The CrunchPad Tablet PC has “self destructed” and is now “in the DeadPool” just weeks before its public launch, according to TechCrunch founder Michael Arrington.
TechCrunch's partner in making the CrunchPad, Singapore-based FusionGarage, broke off plans ahead of the set Nov. 20 launch, Arrington said in a posting titled “The End of the CrunchPad” on his site Monday.
Arrington said the entire project self-destructed because of miscommunication and other issues with FusionGarage.
It was so close I could taste it, he said in his posting. Two weeks ago we were ready to publicly launch the CrunchPad. The device was stable enough for a demo.”
Arrington described FusionGarage's actions as the equivalent of Foxconn, who build the iPhone, notifiying Apple a couple of days before launch that they'd be moving ahead and selling the iPhone directly without any involvement from Apple.
FusionGarage is not legally allowed to sell the CrunchPad without approval from TechCrunch, Arrington contended.
We jointly own the CrunchPad product intellectual property, and we solely own the CrunchPad trademark.

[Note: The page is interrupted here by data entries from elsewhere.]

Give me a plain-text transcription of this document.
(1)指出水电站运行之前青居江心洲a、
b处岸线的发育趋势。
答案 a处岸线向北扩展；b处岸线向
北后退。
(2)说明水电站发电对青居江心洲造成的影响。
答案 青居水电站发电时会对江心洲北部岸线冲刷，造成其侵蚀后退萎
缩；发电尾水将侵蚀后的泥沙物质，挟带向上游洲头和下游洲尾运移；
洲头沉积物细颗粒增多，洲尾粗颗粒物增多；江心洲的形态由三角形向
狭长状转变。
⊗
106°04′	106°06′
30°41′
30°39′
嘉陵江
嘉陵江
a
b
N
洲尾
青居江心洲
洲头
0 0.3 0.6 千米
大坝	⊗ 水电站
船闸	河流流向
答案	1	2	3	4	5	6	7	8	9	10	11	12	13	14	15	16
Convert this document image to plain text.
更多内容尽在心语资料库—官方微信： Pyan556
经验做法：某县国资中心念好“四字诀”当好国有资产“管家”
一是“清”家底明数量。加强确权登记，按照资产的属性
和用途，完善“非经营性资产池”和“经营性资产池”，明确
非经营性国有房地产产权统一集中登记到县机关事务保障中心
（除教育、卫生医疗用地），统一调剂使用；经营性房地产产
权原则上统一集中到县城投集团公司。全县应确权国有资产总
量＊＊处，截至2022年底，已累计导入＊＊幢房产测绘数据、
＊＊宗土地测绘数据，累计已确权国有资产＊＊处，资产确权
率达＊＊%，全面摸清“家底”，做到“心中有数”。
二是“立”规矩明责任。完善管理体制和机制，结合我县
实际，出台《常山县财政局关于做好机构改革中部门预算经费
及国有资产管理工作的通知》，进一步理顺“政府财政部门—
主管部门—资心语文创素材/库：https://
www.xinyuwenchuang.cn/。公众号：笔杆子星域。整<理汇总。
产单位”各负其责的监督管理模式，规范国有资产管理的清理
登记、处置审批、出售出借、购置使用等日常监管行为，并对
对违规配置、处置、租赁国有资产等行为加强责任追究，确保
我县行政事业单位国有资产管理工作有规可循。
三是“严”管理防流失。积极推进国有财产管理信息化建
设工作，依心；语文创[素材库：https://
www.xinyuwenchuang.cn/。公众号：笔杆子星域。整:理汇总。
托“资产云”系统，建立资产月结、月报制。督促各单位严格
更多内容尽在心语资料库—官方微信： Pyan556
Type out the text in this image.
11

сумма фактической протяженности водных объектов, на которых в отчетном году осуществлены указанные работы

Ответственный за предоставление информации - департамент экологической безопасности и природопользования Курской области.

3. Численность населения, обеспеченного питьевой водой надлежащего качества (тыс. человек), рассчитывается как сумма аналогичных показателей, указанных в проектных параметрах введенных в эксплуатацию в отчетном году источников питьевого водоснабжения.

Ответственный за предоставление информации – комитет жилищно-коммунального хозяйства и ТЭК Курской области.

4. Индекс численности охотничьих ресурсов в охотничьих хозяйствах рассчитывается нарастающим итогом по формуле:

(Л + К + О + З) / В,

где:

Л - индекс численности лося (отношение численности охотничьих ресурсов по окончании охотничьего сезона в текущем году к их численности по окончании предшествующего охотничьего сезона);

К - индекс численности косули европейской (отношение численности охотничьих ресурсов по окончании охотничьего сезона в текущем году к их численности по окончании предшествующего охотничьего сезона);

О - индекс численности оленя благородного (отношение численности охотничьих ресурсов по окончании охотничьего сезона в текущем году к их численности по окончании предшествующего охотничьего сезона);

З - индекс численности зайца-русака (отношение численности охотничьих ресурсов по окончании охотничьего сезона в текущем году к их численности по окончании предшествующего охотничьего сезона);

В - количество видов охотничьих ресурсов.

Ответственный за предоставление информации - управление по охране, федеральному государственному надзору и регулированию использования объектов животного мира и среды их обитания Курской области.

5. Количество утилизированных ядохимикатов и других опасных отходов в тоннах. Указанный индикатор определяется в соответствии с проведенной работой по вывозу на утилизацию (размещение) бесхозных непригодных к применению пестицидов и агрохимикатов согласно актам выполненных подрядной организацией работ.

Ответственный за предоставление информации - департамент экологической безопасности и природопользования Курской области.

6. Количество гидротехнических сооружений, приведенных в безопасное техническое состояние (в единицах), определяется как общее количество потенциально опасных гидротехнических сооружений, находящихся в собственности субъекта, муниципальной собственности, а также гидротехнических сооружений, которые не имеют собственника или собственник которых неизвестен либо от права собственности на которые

So it's legally impossible for them to simply build and sell the device without our agreement, he wrote.
The project to create a 12-inch Web surfing device began in the summer of 2008. By April this year, the partners had built Prototype C of what they dubbed the CrunchPad, and by the proposed November launch date, they had a CruchPad that was stable enough for a demo, according to Arrington. The device was set to cost between $300 and $400.